In the semiconductor device, there are 2 categories of IC packages, ie lidded & lidless. Both configurations will have different stack-ups of the TIM in the final field installation & production testing.
For a lidless package, the die will be mounted directly onto the device package via flip-chip process. Due to space limitation, the package will normally be surface mounted directly to the PCB board as it will be used for laptop or mobile devices. When installed, the die will be dissipated directly to the cooling medium. As for the lidded package, there will be a metal cover over the die on the package. In this case, there is a need to have a TIM between the top of the die & the metal cover to ensure that the heat will be transferred out.
In the heat transfer for the lidless package, care has to be exercised when installing the TIM as the die is brittle and can be damaged until direct impact force or high-pressure compression. Another possible issue will be shorting of the passive components by the TIM. As the die is small, the cooling capacity of the cooler should be sized upward since the heat is dissipated through a small surface area. One of the options to consider is the use of pyrolytic graphite, which is synthetically made with highly oriented graphite polymer film & has high in-plane thermal conductivity (can be more than 1900W/m-K).
If this is for laptop or mobile devices, the heat will be transferred from the device to the casing to dissipate the heat evenly.
For a lidded package, the die will be mounted directly onto the device package via flip-chip process, after which there will be a metal lid to be sealed on the PCB substrate to cover & protect the die. The package will normally be mounted onto a socket on the PCB board. Such packages are commonly used for desktop & server products.
In this setup, there is a need to have a TIM between the die & the metal lid to ensure that the heat from the die will be transferred out efficiently. There will also be a TIM between the top of the metal lid to the cooling medium.
The cooling medium can be in the form of heatsink/fan, heat-pipe/fan, liquid cooling or refrigerated cooling. It is common for gamers to use liquid cooling for the CPU to improve the speed & performance during their gaming.
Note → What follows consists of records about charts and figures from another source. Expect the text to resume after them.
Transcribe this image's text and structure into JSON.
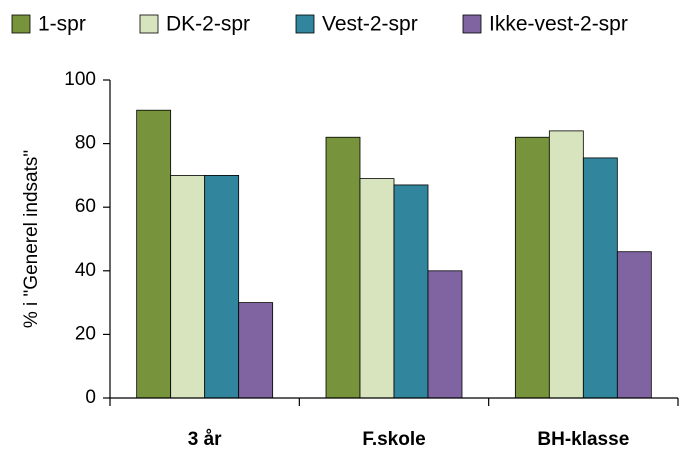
{
  "chart_data": {
    "type": "bar",
    "ylabel": "% i \"Generel indsats\"",
    "categories": [
      "3 år",
      "F.skole",
      "BH-klasse"
    ],
    "series": [
      {
        "name": "1-spr",
        "color": "#77933c",
        "values": [
          90.5,
          82,
          82
        ]
      },
      {
        "name": "DK-2-spr",
        "color": "#d7e4bd",
        "values": [
          70,
          69,
          84
        ]
      },
      {
        "name": "Vest-2-spr",
        "color": "#31859c",
        "values": [
          70,
          67,
          75.5
        ]
      },
      {
        "name": "Ikke-vest-2-spr",
        "color": "#8064a2",
        "values": [
          30,
          40,
          46
        ]
      }
    ],
    "ylim": [
      0,
      100
    ],
    "yticks": [
      0,
      20,
      40,
      60,
      80,
      100
    ],
    "grid": false,
    "legend": "top"
  }
}
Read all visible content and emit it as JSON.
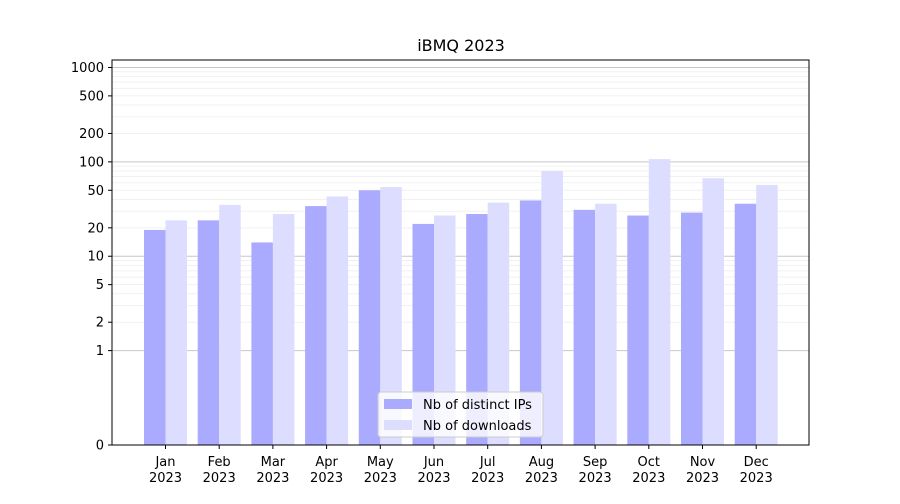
{
  "chart_data": {
    "type": "bar",
    "title": "iBMQ 2023",
    "xlabel": "",
    "ylabel": "",
    "yscale": "symlog",
    "ylim": [
      0,
      1200
    ],
    "grid": "horizontal",
    "legend_position": "bottom-center",
    "categories": [
      "Jan\n2023",
      "Feb\n2023",
      "Mar\n2023",
      "Apr\n2023",
      "May\n2023",
      "Jun\n2023",
      "Jul\n2023",
      "Aug\n2023",
      "Sep\n2023",
      "Oct\n2023",
      "Nov\n2023",
      "Dec\n2023"
    ],
    "y_ticks": [
      0,
      1,
      2,
      5,
      10,
      20,
      50,
      100,
      200,
      500,
      1000
    ],
    "series": [
      {
        "name": "Nb of distinct IPs",
        "color": "#aaaaff",
        "values": [
          19,
          24,
          14,
          34,
          50,
          22,
          28,
          39,
          31,
          27,
          29,
          36
        ]
      },
      {
        "name": "Nb of downloads",
        "color": "#ddddff",
        "values": [
          24,
          35,
          28,
          43,
          54,
          27,
          37,
          80,
          36,
          107,
          67,
          57
        ]
      }
    ]
  }
}
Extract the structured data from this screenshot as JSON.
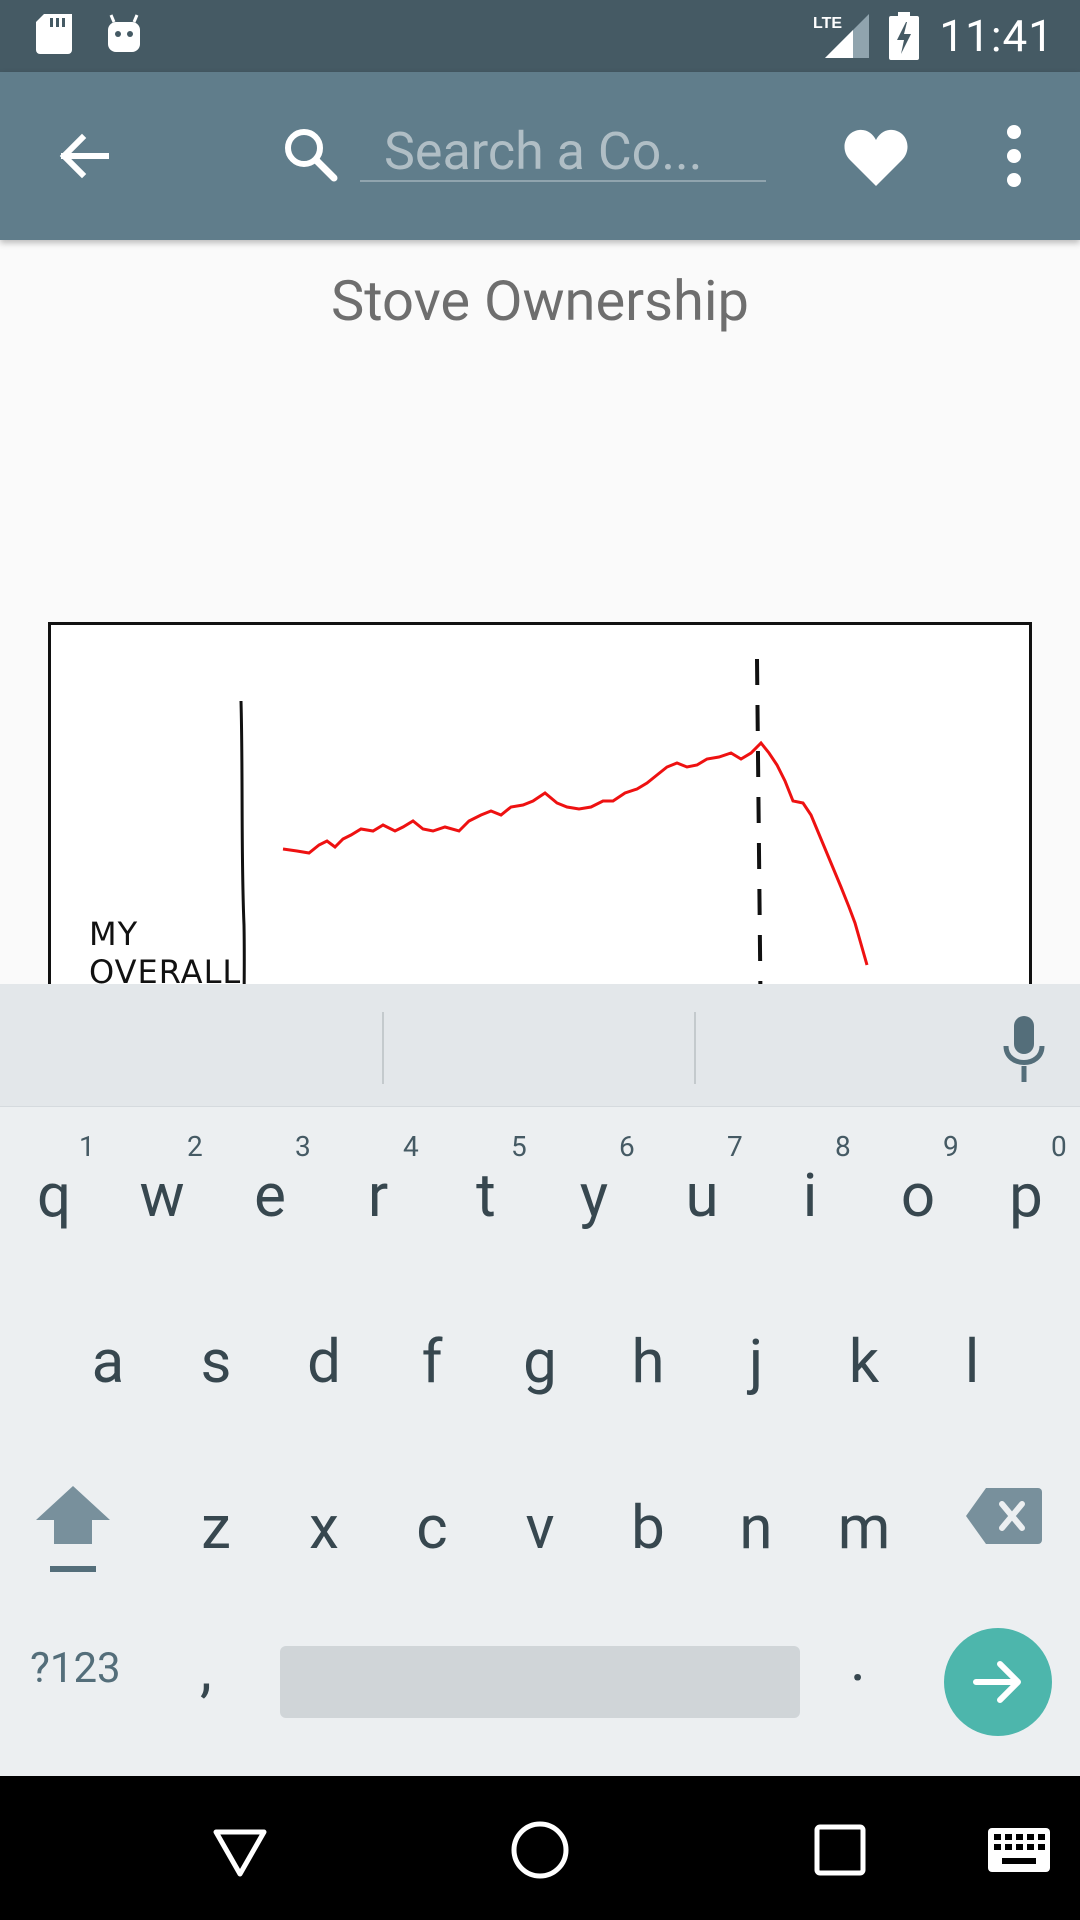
{
  "status_bar": {
    "time": "11:41",
    "network": "LTE",
    "icons": [
      "sd-card-icon",
      "android-debug-icon",
      "lte-signal-icon",
      "battery-charging-icon"
    ]
  },
  "app_bar": {
    "search_placeholder": "Search a Co...",
    "icons": [
      "back-arrow-icon",
      "search-icon",
      "heart-icon",
      "more-vert-icon"
    ]
  },
  "comic": {
    "title": "Stove Ownership",
    "label_line1": "MY",
    "label_line2": "OVERALL"
  },
  "keyboard": {
    "row1": [
      {
        "key": "q",
        "hint": "1"
      },
      {
        "key": "w",
        "hint": "2"
      },
      {
        "key": "e",
        "hint": "3"
      },
      {
        "key": "r",
        "hint": "4"
      },
      {
        "key": "t",
        "hint": "5"
      },
      {
        "key": "y",
        "hint": "6"
      },
      {
        "key": "u",
        "hint": "7"
      },
      {
        "key": "i",
        "hint": "8"
      },
      {
        "key": "o",
        "hint": "9"
      },
      {
        "key": "p",
        "hint": "0"
      }
    ],
    "row2": [
      "a",
      "s",
      "d",
      "f",
      "g",
      "h",
      "j",
      "k",
      "l"
    ],
    "row3": [
      "z",
      "x",
      "c",
      "v",
      "b",
      "n",
      "m"
    ],
    "symbols_key": "?123",
    "comma_key": ",",
    "period_key": ".",
    "accent_color": "#4db6ac"
  },
  "nav_bar": {
    "icons": [
      "back-triangle-icon",
      "home-circle-icon",
      "recents-square-icon",
      "keyboard-icon"
    ]
  }
}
For production testing in the factory, all CPU/GPU will undergo 100% system level testing to simulate the real-environment software utilization at elevated temperature. The configuration for the cooler/heater will have additional features & capability to control the temperature accurately & with high response sensitivity to the temperature & power change.
The choice on the selection of the thermal solution will be dependent on the expected performance for the IC device, available space & budget.